We have a lot more support than we thought. Every second person says ‘I voted for your party.’ We can make a really big change and bring an incredible result but we need everyone to come out, come out and vote! Bring your friends to vote, come on buses,” he said in another reference to Netanyahu’s 2015 message. “There is a chance for a real revolution. Come and be part of it.”

The fourth mayoral candidate, Natan Elnatan said after casting his vote for his party, Shas: “All the spins and attempts to announce that I quit the race...have no basis and just show how stressed they are and we are going to succeed.”

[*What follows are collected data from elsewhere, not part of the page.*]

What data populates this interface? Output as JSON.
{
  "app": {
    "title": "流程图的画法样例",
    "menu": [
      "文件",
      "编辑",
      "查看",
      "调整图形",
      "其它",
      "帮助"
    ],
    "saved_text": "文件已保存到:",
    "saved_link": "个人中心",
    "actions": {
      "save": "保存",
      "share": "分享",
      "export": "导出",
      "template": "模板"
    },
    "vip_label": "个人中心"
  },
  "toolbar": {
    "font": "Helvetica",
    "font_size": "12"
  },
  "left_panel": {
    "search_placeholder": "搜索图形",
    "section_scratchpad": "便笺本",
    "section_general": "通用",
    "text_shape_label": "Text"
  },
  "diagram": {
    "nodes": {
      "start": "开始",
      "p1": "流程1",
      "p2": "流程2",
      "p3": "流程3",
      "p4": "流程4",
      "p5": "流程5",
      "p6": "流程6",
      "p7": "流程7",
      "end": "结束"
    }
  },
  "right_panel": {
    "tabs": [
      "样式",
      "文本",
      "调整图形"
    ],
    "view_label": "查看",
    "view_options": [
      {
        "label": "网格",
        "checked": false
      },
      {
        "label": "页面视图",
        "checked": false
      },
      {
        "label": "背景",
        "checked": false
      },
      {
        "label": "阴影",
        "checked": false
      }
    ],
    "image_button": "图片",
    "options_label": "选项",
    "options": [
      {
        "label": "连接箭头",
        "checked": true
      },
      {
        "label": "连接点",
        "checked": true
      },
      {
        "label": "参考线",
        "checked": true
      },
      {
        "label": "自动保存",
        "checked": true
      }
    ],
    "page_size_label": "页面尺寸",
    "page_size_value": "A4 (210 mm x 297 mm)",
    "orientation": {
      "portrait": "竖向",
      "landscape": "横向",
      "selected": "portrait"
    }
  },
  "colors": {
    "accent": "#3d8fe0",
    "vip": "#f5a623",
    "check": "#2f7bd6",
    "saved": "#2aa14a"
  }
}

Not far from Jerusalem in Beit Shemesh, candidate Aliza Bloch complained to the central elections committee about over 300,000 ballots which disappeared and had to be reprinted. Her haredi supporters left polling stations after receiving threats or finding no ballot slips for her there.

In Jerusalem’s Kiryat Yovel neighborhood, a haredi man claimed to be an election observer and was not.

Meretz filed a complaint against him after he tampered with ballots at the polling station.

Zionist Union faction head Yoel Hasson complained about Justice Minister Ayelet Shaked campaigning at a polling station and showing her vote for the national-religious party in Tel Aviv.

Sephardi Chief Rabbi Yitzhak Yosef said he was disturbed by Shas tweeting a picture of him voting for the party. Haifa candidates Yona Yahav and Yisrael Savion complained of cyberattacks. The phone and internet lines at the campaign headquarters of Petah Tikva mayoral candidates Itzik Braverman and Rami Greenberg were cut. Forgeries were reported in Arad.

The election was also marred by the throwing of a grenade inside a polling station in Yarka. Tear gas was sprayed at stations in Yasif, Sahnin and Jerusalem’s Shmuel Hanavi neighborhood.

Stones were thrown at police near a polling station in Arara. There was also a stabbing at a polling station in Tamra.

Jeremy Sharon contributed to this report.